One of the panelists, Dr. Margaret Chou, who leads the Delaware Section of the American College of Obstetricians and Gynecologists said not having access to paid leave impacts patients’ health. She recalls a pregnant woman who couldn’t afford to miss a paycheck despite having a medical condition.

“She was in an impossible situation,” she said. “We started negotiating - ok, I should recommend that you be hospitalized, but since we can’t manage that, here’s what we can sort of do to mitigate your risk, but it was a horrible choice to have to make, but we see that all the time.”

McBride says she’s confident the measure will pass next year, despite not having the support of the state’s largest business groups like the Delaware State Chamber of Commerce. She said she’s working to address their concerns. Based on those discussions, she plans to file a substitute to the paid leave measure she introduced in May.

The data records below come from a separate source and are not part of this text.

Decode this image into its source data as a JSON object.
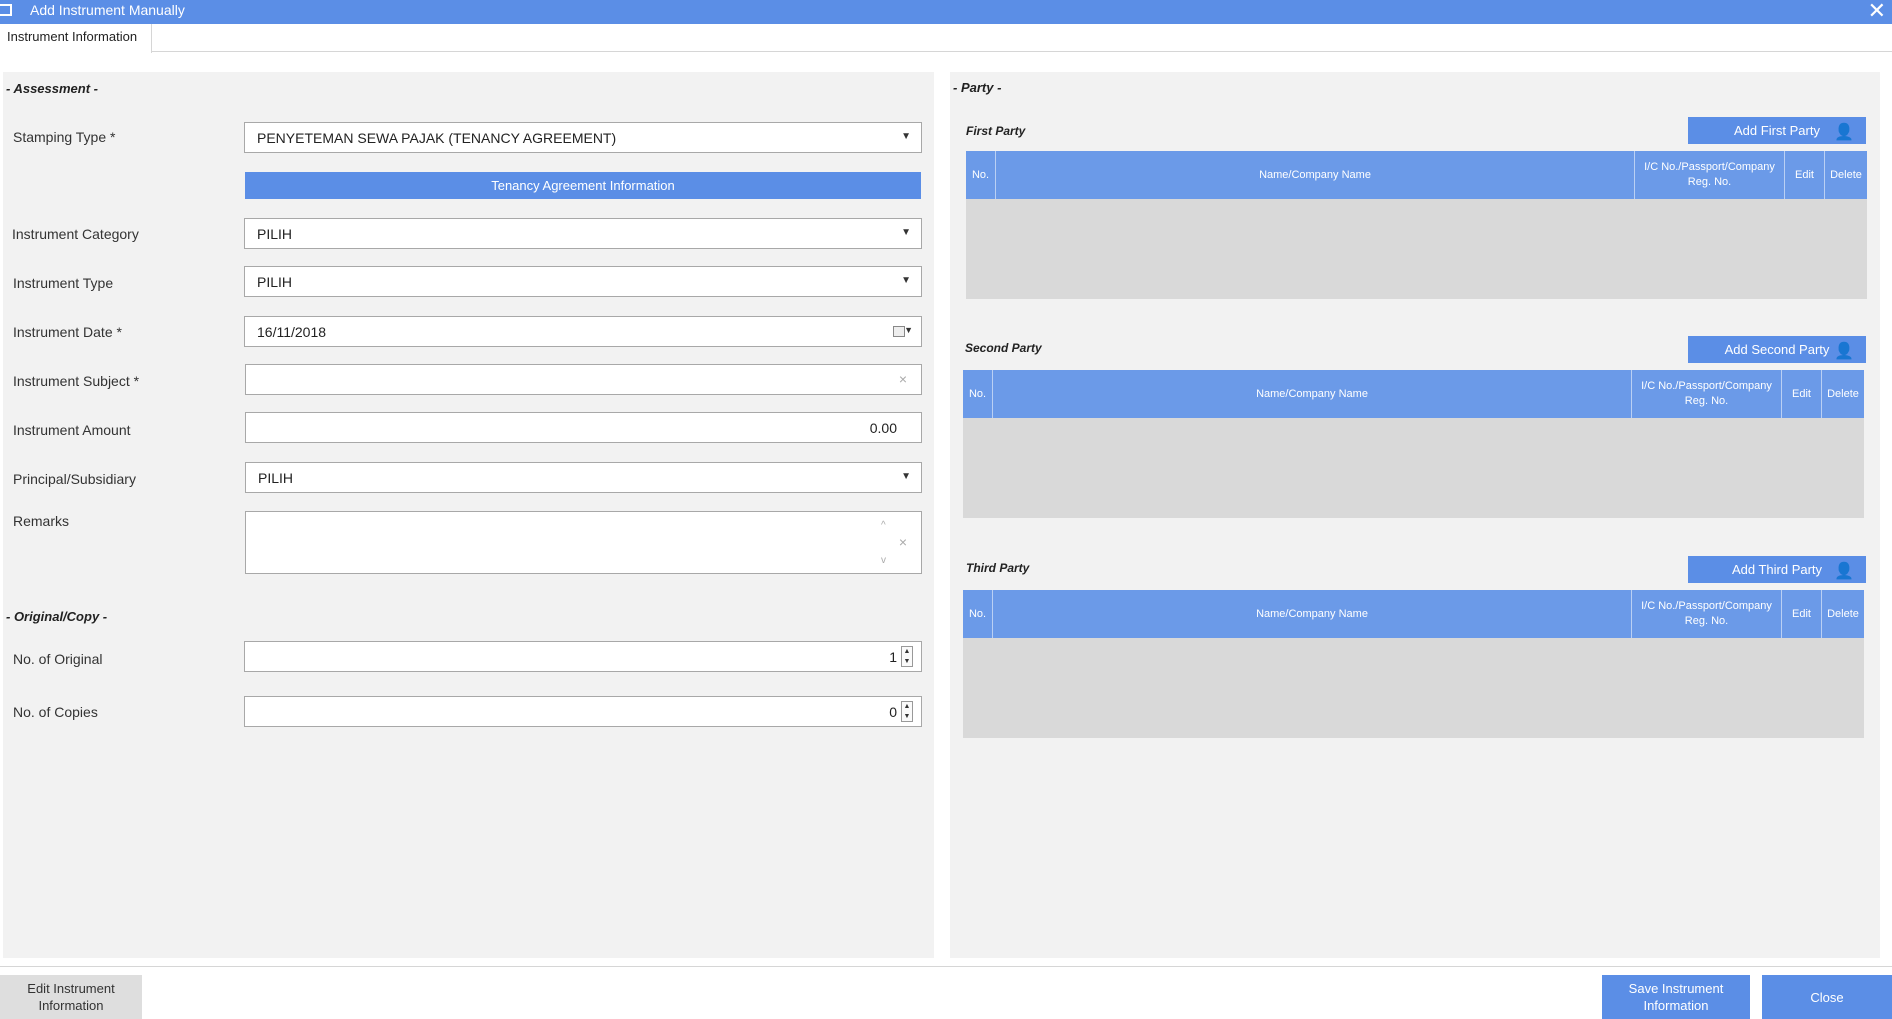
{
  "window": {
    "title": "Add Instrument Manually",
    "close_glyph": "✕"
  },
  "tabs": [
    {
      "label": "Instrument Information"
    }
  ],
  "assessment": {
    "section_title": "- Assessment -",
    "stamping_type": {
      "label": "Stamping Type *",
      "value": "PENYETEMAN SEWA PAJAK (TENANCY AGREEMENT)"
    },
    "tenancy_button": "Tenancy Agreement Information",
    "instrument_category": {
      "label": "Instrument Category",
      "value": "PILIH"
    },
    "instrument_type": {
      "label": "Instrument Type",
      "value": "PILIH"
    },
    "instrument_date": {
      "label": "Instrument Date *",
      "value": "16/11/2018"
    },
    "instrument_subject": {
      "label": "Instrument Subject *",
      "value": ""
    },
    "instrument_amount": {
      "label": "Instrument Amount",
      "value": "0.00"
    },
    "principal_subsidiary": {
      "label": "Principal/Subsidiary",
      "value": "PILIH"
    },
    "remarks": {
      "label": "Remarks",
      "value": ""
    }
  },
  "original_copy": {
    "section_title": "- Original/Copy -",
    "no_of_original": {
      "label": "No. of Original",
      "value": "1"
    },
    "no_of_copies": {
      "label": "No. of Copies",
      "value": "0"
    }
  },
  "party": {
    "section_title": "- Party -",
    "columns": {
      "no": "No.",
      "name": "Name/Company Name",
      "ic": "I/C No./Passport/Company Reg. No.",
      "edit": "Edit",
      "delete": "Delete"
    },
    "first": {
      "title": "First Party",
      "button": "Add First Party"
    },
    "second": {
      "title": "Second Party",
      "button": "Add Second Party"
    },
    "third": {
      "title": "Third Party",
      "button": "Add Third Party"
    }
  },
  "footer": {
    "edit_button": "Edit Instrument Information",
    "save_button": "Save Instrument Information",
    "close_button": "Close"
  },
  "colors": {
    "accent": "#5b8ee6",
    "grid_header": "#6b9ae8",
    "panel": "#f2f2f2",
    "grid_body": "#d9d9d9"
  }
}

“But I also want to be clear that in this conversation there isn’t one stakeholder group that gets to have the only say in what this policy looks like,” she said, adding that she plans to take into account feedback from workers, health care providers and small business owners “who don’t necessarily agree with the concerns raised by certain business interests.”

Small business owners taking part in the roundtable said providing paid leave helps them retain good employees and increases productivity.

Sen. McBride plans to hold similar roundtable discussions in Kent and Sussex Counties.

Her legislation, Senate Bill 1, would provide 12 weeks of paid family and medical leave through a type of state insurance program. It would be funded by payroll taxes. Nine other states have similar programs. If approved, McBride said Delaware’s program would be the most generous paid leave program in the country.

A spending package being considered in Congress would provide four weeks of paid leave, but some have doubts it will be included in the final bill.